I sometimes think we ask this of potential partners as a way to see if they either fit into our lives now, or we see if they will fit into our lives down the road in our projected fantasy of where we think (or hope) things are going.  There is nothing wrong with building your life up and dreaming, but we should bring some of those dreams down to earth.  With the way the current job market is going, that pretty sales job may not be a reality in another 6 months to a year.  Or they might still be a catch even though they sell coffee at this stage in their life.  A lot of adults are finding themselves praying they can afford to go back to school in an effort to start over due to a dried up job sector.  Of course, that trend causes employers to pay less since everyone has a similar degree or background now.  There is so much over-saturation these days.  It’s very hard for a lot of people to get by, let alone be proud of their job title or how intensive their resume is.  No one should feel ashamed over that.

Instead of talking about something you already do for 40+ hours a week, why not ask more probing questions that actually dictate what kind of person they are.  Some of my favorites are: “Would you rather live somewhere else in the world, or stay in the US?”  “Which hobby is your passion?”  “Do you prefer to read books or watch movies?”  and so on.  You can easily create your own list before a date or work function.  You will be surprised at how willing most people are to share their life with you.  I invite you to test this out in your personal life.  Another suggestion to break away from the dry questionnaire style is to arrange a fun activity that engages the group.  If you are having a dinner party or get together, playing various games help mix things up and keep it lively.

I invite you to try this out this weekend, especially if you are meeting someone for a first date.  Make a short list of questions ahead of time or practice with a friend.  You will be pleasantly surprised at how well things will go, and how much more you will learn about the other person when you both feel comfortable.

What are some of your favorite questions to ask in getting to know another person?

2 thoughts on ““What Do You Do For a Living?”

  1. I don’t think the problem is asking the question. It’s a perfectly legitimate inquiry. It’s if you judge someone based on what they do for a living that things get complicated. I’ve been married a long time so I don’t have the dating implications to worry about but I like to hear people’s stories and sometimes that story is how someone with a $40,000 education ended up running a register at a big box store.

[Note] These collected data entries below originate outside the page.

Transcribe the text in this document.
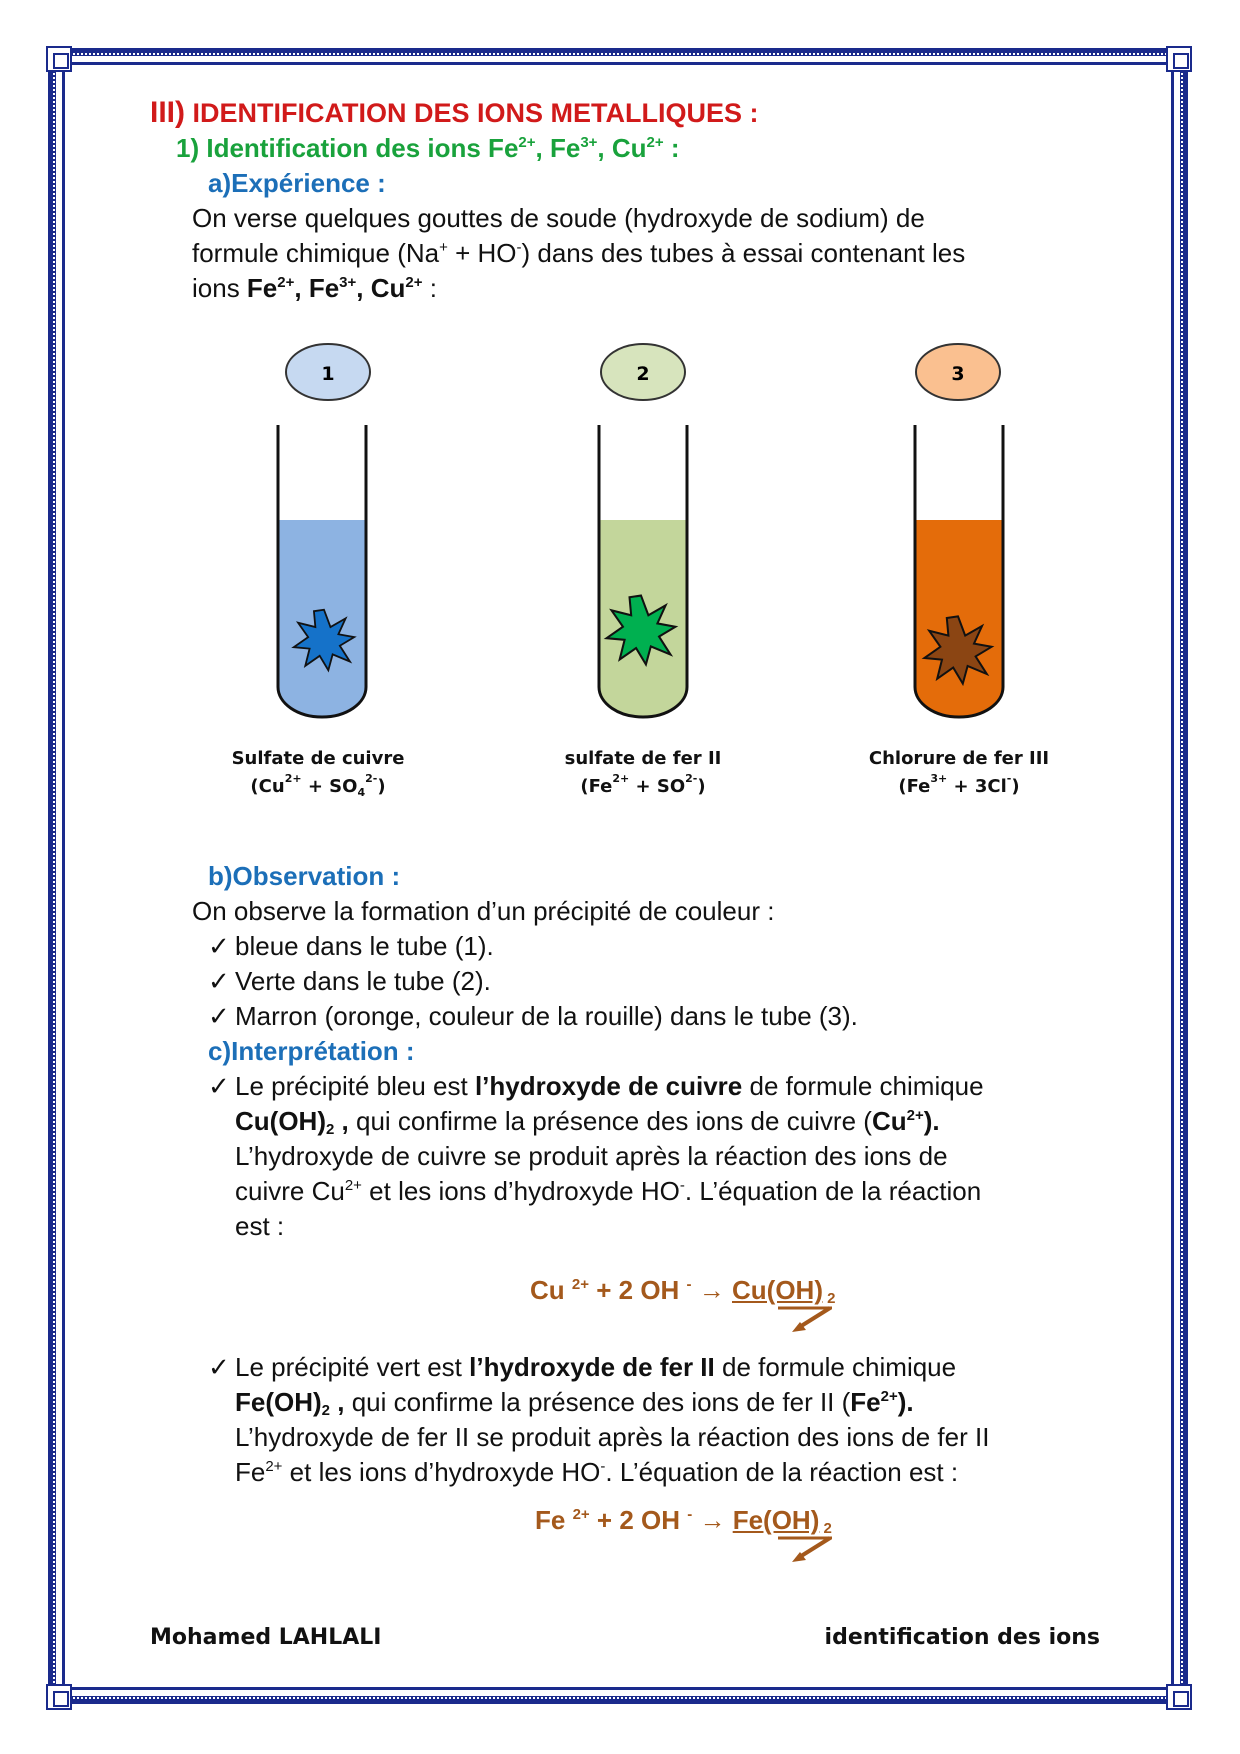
III) IDENTIFICATION DES IONS METALLIQUES :
1) Identification des ions $Fe^{2+}$, $Fe^{3+}$, $Cu^{2+}$ :
a)Expérience :
On verse quelques gouttes de soude (hydroxyde de sodium) de
formule chimique (Na+ + HO-) dans des tubes à essai contenant les
ions $Fe^{2+}$, $Fe^{3+}$, $Cu^{2+}$ :
1	2	3
Sulfate de cuivre
$(Cu^{2+} + SO_4^{2-})$
sulfate de fer II
$(Fe^{2+} + SO^{2-})$
Chlorure de fer III
$(Fe^{3+} + 3Cl^-)$
b)Observation :
On observe la formation d’un précipité de couleur :
✓ bleue dans le tube (1).
✓ Verte dans le tube (2).
✓ Marron (oronge, couleur de la rouille) dans le tube (3).
c)Interprétation :
✓ Le précipité bleu est l’hydroxyde de cuivre de formule chimique
$Cu(OH)_2$ , qui confirme la présence des ions de cuivre $(Cu^{2+})$.
L’hydroxyde de cuivre se produit après la réaction des ions de
cuivre $Cu^{2+}$ et les ions d’hydroxyde HO-. L’équation de la réaction
est :
Cu $^{2+}$ + 2 OH - → Cu(OH) $_2$
✓ Le précipité vert est l’hydroxyde de fer II de formule chimique
$Fe(OH)_2$ , qui confirme la présence des ions de fer II $(Fe^{2+})$.
L’hydroxyde de fer II se produit après la réaction des ions de fer II
$Fe^{2+}$ et les ions d’hydroxyde HO-. L’équation de la réaction est :
Fe $^{2+}$ + 2 OH - → Fe(OH) $_2$
Mohamed LAHLALI	identification des ions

I don’t judge them for the job they have, I’m fascinated by the road they took to get there.


    1. The sad thing is, the question isn’t asked much anymore simply out of curiosity of what the person is up to for those 40+ hours a week. It’s more to judge the other person to see if they are worth having in the other person’s life. Congrats on being married for a long time! That in itself is a wonderful accomplishment. Be thankful you aren’t in the rat-race/dating world now. Thanks for reading & commenting!